Iverna McGowan (Amnesty EU) : « L’approche actuelle de l’UE est inadaptée face à la crise humanitaire »

Chaque année, Amnesty International publie son rapport et dresse un état des lieux des violations des droits de l’homme à travers le monde. Iverna McGowan, directrice par intérim du Bureau d’Amnesty International auprès des institutions européennes, explique pourquoi les États européens ont, une fois de plus, failli à leurs engagements.

27-02-2015
© Amnesty International

Conflits, catastrophes écologiques, crises économiques… 75 millions d’êtres humains sont au bas mot dans des situations de déplacements plus ou moins forcés. Les camps font durablement partie du paysage mondial. Rien qu’en Europe, pas moins de 400 centres de rétention administrative filtrent plus de 500.000 candidats par an. Chargée en conflits, 2014 a vu périr des civils en nombre. 15 millions de personnes ont fui les combats: du jamais-vu depuis la Seconde Guerre. Dans son rapport annuel, qui passe en revue l’état des droits de l’homme dans 160 pays, Amnesty International accuse: «Les leaders mondiaux, dont l’ONU, ont lamentablement échoué à protéger les plus démunis.» L’Europe n’est pas en reste. Iverna McGowan, directrice par intérim du Bureau d’Amnesty International auprès des institutions européennes, explique pourquoi.

 

Le rapport d’Amnesty est sévère. Concernant l’Europe, on y lit: «2014 n’a pas été une nouvelle année de stagnation; ce fut une année de régression.» Pourquoi?

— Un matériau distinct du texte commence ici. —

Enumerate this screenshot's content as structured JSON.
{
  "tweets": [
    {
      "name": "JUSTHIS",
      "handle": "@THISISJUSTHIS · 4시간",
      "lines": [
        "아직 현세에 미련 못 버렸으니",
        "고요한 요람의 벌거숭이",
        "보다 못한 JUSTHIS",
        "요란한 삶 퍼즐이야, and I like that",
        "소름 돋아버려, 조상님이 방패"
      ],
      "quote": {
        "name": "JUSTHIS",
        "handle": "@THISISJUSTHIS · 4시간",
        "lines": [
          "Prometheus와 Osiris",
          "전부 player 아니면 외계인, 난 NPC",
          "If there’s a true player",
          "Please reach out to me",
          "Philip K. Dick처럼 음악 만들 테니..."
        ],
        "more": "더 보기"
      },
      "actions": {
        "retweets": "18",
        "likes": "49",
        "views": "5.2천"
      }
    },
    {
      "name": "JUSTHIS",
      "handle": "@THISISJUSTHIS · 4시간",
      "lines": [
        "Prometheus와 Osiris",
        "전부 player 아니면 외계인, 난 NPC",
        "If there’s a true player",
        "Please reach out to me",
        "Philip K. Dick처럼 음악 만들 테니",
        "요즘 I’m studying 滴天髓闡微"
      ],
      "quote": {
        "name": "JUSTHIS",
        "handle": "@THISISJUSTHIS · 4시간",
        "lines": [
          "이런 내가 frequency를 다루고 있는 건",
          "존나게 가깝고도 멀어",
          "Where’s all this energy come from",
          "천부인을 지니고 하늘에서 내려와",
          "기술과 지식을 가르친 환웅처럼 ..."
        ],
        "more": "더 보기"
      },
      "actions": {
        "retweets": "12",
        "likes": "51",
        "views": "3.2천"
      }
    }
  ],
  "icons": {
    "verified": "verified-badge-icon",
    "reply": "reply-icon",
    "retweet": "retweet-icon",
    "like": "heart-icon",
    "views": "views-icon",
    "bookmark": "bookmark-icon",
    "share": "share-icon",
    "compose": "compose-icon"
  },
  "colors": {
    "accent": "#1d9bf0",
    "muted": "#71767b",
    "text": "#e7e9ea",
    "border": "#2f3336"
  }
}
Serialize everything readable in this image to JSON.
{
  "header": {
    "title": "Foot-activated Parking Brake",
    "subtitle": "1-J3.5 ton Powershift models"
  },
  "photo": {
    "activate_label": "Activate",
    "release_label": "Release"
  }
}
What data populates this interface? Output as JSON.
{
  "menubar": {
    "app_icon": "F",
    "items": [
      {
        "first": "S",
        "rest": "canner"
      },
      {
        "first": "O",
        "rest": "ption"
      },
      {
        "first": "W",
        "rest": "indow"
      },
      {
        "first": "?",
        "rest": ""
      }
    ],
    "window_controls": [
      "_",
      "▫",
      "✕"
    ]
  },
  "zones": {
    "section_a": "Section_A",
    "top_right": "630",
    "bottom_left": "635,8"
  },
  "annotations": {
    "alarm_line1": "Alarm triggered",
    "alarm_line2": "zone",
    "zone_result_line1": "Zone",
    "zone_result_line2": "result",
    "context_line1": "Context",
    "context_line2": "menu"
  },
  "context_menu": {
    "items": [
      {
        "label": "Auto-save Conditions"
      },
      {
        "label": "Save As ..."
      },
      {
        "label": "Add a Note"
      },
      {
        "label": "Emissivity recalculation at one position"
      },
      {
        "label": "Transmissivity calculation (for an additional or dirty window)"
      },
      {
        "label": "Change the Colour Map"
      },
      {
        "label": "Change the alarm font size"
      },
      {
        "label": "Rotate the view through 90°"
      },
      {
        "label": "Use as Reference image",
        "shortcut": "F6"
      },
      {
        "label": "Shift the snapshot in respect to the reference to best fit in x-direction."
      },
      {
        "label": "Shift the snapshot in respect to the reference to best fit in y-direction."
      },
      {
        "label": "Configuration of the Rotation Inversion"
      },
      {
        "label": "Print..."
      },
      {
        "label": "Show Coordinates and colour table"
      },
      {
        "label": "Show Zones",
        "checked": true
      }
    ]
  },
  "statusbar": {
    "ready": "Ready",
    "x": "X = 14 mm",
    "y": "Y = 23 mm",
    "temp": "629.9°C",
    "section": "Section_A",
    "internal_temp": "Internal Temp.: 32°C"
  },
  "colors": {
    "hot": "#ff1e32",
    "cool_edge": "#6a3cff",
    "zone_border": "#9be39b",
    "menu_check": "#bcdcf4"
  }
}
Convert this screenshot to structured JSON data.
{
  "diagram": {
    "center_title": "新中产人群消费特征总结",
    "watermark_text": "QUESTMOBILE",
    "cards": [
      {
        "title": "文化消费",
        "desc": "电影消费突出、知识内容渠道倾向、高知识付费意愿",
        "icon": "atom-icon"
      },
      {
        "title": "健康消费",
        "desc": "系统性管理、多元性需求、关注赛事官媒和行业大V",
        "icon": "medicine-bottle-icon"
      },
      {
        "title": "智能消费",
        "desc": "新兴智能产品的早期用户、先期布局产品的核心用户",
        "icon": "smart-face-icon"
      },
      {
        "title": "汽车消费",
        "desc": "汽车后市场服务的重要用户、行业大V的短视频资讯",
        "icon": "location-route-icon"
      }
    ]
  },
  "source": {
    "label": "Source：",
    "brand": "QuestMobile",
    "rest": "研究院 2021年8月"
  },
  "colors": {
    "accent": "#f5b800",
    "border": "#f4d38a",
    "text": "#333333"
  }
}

Plus que les années précédentes, ce rapport confirme des tendances extrêmement graves. Les conflits changent de nature. Ils oppriment d’abord les civils, des hommes et des femmes aux vies simples qui, du jour au lendemain, doivent quitter leurs terres et leurs maisons. Ils vivent sous la menace d’être tués, bombardés ou enlevés par des groupes terroristes ou des États. En Europe, ce sont les femmes et les hommes ukrainiens terrés dans des caves pour échapper aux bombes. Des millions de civils essaient d’échapper aux violences. Et, de ce point de vue, l’Europe est une des premières concernées par ses politiques d’immigration. Or, l’année écoulée a été particulièrement choquante. Les pays de l’UE ne se sont engagés à accueillir que 36 300 réfugiés syriens sur les quelque 380 000 considérés comme nécessitant une réinstallation par le Haut-Commissariat des Nations unies pour les réfugiés (HCR). L’Allemagne a proposé 20 000 places d’accueil. L’Espagne, la France, l’Italie, la Pologne et le Royaume-Uni qui, à eux cinq, comptent 275 millions d’habitants, n’ont offert qu’un peu plus de 2 000 places, soit 0,001% de leur population cumulée. Et… la situation ne fait que s’aggraver. Pour rappel, il y a à peine deux semaines, plus de 300 personnes ont perdu la vie, une fois de plus, en mer Méditerranée.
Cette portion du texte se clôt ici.